Lives

Capítulo 20


Capítulo 20

- Olá, Carl.

- Bom dia, Sarah.

Ele parou, olhou-a mais uma vez.

- Algum problema?

- Todos.

- Sorte, então. Vai precisar.

E quanto!

- Sam já chegou?

- Sim. Mas está se preparando para uma cirurgia.

“Dr. Carl, Quarto 126, Stat”

- Tenho que ir.

- Entre! – Exclamou Sam ao bater o telefone no gancho.

Sarah entrou, e com um sorriso pálido sentou-se em frente a ele, sendo separados pela mesa com papéis.

- Tem um minuto?

Sam franziu a testa respondendo:

- Sim. – Consultou o relógio no alto da parede. – Acho que sim. – Relutou, impassível. – Só seja breve enquanto me preparo.

Sam esterilizava mãos e antebraços enquanto aguardava alguma palavra de Sarah, que ainda formulava o que dizer.
Vestiu-se com luvas e avental brancos quando escutou:

- Me abrace.

E assim ele o fez mesmo sem compreender.

Sarah deixou que uma lágrima marcasse a vestimenta dele. Saiu.

- Sarah! Sarah, espere! – Pediu Honey, agitava, movimentando um montante de papéis no ar.

Ela não ouviu, e então Honey alargou os passos até a figura de Peterson.

- Sarah! Sarah! Estou lhe chamando.

Postou-se a frente dela sacudindo-lhe pelos braços. Sarah olhou-a revelando as marcas de uma noite em claro, pesada.

- Ah, não! Eu conheço essa cara! – Reclamou.

- Doutor, pressão baixando!

- Mais sangue!

Me abrace, ele relembrava. Me abrace, me abrace, me abrace...

Como ele queria beijá-la e amá-la.

- Assistolia! Assistolia! – Berrou o anestesista, desesperado. – Doutor, assistolia!

Sam olhou para a tela, tenso.

- Adrenalina!
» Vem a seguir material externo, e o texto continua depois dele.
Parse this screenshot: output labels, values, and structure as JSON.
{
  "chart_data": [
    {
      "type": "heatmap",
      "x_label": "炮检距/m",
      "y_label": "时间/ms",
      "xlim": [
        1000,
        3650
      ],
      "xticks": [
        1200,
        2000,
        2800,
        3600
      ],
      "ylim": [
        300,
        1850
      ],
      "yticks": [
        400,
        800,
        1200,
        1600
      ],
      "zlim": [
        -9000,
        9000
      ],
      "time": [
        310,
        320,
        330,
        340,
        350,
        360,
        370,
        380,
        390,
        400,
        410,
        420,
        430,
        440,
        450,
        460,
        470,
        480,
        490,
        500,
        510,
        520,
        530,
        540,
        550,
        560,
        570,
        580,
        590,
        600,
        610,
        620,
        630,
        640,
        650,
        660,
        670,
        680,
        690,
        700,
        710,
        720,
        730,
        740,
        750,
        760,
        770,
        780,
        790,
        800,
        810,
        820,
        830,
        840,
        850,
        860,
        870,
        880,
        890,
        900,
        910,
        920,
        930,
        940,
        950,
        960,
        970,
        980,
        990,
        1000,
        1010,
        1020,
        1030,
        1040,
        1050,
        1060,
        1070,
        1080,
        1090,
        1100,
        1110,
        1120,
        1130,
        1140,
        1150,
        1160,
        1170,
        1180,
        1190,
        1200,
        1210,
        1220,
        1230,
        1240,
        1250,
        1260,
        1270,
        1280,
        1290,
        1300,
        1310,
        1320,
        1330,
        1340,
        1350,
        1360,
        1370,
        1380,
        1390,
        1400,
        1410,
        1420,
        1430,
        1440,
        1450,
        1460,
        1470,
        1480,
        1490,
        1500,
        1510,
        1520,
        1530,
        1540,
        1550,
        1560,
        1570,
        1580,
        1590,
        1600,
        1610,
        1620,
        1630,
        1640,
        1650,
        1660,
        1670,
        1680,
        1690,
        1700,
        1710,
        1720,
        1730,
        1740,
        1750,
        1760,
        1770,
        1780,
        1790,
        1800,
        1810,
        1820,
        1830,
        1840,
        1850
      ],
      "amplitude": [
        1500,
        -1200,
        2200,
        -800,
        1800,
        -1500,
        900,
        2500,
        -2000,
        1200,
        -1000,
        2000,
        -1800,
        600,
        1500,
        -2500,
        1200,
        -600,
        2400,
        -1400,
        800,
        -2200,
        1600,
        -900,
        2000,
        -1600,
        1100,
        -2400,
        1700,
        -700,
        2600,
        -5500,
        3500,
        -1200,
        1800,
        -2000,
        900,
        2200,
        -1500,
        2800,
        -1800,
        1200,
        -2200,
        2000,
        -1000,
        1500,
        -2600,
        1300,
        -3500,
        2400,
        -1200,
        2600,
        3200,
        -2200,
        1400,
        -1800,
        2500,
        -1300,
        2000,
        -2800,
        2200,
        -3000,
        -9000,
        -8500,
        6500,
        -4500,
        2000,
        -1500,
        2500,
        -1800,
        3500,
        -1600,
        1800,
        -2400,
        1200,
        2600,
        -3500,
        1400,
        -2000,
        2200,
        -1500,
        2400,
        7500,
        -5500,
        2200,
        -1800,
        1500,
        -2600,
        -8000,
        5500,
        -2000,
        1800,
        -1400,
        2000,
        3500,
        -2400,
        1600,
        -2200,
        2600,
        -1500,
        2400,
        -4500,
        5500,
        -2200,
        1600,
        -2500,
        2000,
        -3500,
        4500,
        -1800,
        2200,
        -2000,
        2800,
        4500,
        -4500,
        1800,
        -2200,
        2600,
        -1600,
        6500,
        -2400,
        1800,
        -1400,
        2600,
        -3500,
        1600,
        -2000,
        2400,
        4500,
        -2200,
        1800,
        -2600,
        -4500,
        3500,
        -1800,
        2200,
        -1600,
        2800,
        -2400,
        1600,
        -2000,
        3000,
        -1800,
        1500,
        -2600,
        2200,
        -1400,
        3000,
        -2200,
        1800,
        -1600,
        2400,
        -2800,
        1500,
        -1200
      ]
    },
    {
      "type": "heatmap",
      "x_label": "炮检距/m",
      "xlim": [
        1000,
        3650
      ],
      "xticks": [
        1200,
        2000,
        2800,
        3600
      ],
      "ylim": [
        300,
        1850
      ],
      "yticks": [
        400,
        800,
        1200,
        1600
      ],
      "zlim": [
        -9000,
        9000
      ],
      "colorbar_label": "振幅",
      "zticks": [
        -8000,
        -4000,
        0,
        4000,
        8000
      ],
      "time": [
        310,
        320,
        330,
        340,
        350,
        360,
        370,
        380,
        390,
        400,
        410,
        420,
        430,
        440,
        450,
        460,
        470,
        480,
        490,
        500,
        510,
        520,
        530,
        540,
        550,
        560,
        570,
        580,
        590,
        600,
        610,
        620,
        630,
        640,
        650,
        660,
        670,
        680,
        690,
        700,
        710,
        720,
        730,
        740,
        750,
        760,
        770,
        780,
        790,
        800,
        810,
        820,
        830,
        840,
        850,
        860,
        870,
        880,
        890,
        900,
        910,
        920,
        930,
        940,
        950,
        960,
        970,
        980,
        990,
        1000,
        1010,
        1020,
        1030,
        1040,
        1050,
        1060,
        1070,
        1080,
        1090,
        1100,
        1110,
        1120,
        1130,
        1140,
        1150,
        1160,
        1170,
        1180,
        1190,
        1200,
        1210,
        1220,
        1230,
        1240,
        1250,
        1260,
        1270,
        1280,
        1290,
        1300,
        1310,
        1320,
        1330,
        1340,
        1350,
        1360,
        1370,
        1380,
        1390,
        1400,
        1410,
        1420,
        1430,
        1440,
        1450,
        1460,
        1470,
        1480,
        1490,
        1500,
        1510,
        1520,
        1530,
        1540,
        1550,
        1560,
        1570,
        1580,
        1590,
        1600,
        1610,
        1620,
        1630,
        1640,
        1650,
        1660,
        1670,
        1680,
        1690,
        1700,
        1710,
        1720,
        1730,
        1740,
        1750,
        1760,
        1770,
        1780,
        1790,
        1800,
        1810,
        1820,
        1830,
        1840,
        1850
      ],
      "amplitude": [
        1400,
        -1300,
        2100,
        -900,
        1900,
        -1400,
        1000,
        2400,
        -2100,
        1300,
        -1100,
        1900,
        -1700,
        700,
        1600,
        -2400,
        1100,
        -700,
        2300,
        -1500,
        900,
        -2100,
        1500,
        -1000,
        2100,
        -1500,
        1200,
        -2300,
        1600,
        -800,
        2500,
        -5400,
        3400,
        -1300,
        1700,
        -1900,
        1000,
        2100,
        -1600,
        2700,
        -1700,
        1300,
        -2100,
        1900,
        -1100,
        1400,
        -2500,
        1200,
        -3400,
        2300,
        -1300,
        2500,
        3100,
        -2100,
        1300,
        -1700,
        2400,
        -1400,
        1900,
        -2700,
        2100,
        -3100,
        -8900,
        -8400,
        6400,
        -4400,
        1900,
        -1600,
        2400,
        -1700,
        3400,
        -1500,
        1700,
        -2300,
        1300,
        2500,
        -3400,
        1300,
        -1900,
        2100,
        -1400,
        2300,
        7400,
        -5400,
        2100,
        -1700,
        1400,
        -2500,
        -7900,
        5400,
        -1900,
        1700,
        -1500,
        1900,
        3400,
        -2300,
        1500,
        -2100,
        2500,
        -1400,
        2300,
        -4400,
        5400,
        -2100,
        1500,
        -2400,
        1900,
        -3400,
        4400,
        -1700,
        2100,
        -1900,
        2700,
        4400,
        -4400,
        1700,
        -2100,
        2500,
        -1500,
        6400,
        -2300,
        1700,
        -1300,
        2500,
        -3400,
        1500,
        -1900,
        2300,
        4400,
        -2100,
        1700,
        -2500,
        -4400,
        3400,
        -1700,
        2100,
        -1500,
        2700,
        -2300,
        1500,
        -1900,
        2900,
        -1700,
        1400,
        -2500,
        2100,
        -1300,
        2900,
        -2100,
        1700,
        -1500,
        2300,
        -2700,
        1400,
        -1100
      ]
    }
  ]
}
Enfiem Adrenalina, já!

Ele estava descontrolado.

- Onde está o maldito desfibrilador?

O local estava tenso, todas as vozes eram como um zunzum em seu ouvido. As respirações fartas se mesclavam num ritmo incessante - agitação - onde tudo parecia rodar rente a seus olhos.
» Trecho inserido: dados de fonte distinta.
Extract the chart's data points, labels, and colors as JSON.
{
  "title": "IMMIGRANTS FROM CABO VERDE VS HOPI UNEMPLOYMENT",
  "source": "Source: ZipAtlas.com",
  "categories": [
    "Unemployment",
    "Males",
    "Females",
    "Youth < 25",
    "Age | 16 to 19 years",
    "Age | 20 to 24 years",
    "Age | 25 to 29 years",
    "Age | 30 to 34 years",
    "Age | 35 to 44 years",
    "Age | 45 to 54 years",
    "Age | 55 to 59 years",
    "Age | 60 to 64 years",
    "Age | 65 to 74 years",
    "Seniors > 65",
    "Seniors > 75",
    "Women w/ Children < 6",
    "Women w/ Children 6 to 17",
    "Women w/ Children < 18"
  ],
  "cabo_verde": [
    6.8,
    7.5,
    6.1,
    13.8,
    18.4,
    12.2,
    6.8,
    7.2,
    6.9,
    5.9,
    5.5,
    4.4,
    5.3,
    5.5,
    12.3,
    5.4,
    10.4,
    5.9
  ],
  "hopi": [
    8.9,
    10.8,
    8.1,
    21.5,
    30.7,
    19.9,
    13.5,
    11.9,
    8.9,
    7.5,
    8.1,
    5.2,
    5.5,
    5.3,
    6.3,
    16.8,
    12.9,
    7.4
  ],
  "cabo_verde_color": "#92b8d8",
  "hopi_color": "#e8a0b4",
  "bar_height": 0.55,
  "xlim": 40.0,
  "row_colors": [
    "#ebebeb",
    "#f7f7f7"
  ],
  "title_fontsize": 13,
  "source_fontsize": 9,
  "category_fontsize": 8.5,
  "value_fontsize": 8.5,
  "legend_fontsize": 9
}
O anestesista berrava à sua frente algo que lhe soava como “Seu louco, seu louco”.

- Sem ritmo! Sem ritmo” – Insistia o anestesista.

Sam se afastou da mesa cirúrgica, tonto, as ferramentas escorregaram de seus dedos pintando o piso de um vermelho denso e gritante.

Um enfermeiro agarrou-o antes que tombasse num aparelho qualquer.

Apenas lhe correu aos ouvidos:

- Chamem a Dra. Peterson! Depressa!

- Chamem alguém! – Gritou um residente.

Dr. Rodner adentrou a sala esbaforido vestido de pijama cirúrgico e propés, se enfiou em luvas e máscara.

Incompetentes!, referia-se a Sam que se mantinha em pé agora por dois enfermeiros.

- Adrenalina! – Ordenou Rodner. – Já!

- Doutor, já lhe demos o bastante! Poderá morrer se dermos mais! – Ponderou o anestesista.

- Sou eu quem está no comando. Faça o que mandei!

- Irá matá-lo!

- Cale a boca e obedeça!

- Me recuso a ser um assassino!

O anestesista arrancou as luvas e máscara, escancarou as portas da sala e sumiu.

Sam fugiu cambaleando.

Momento após o bip se silenciou.

Fora da ala, Dr. Rodner pôs-se a alimentar seu vício por nicotina, enfurecido. Deu mais uma forte tragada e resmungou:

- Bando de inúteis!

- E o que pretende fazer? – Indagou Honey, séria, mastigando um chiclete já sem sabor, afoita. – Diga alguma coisa! – Ralhou.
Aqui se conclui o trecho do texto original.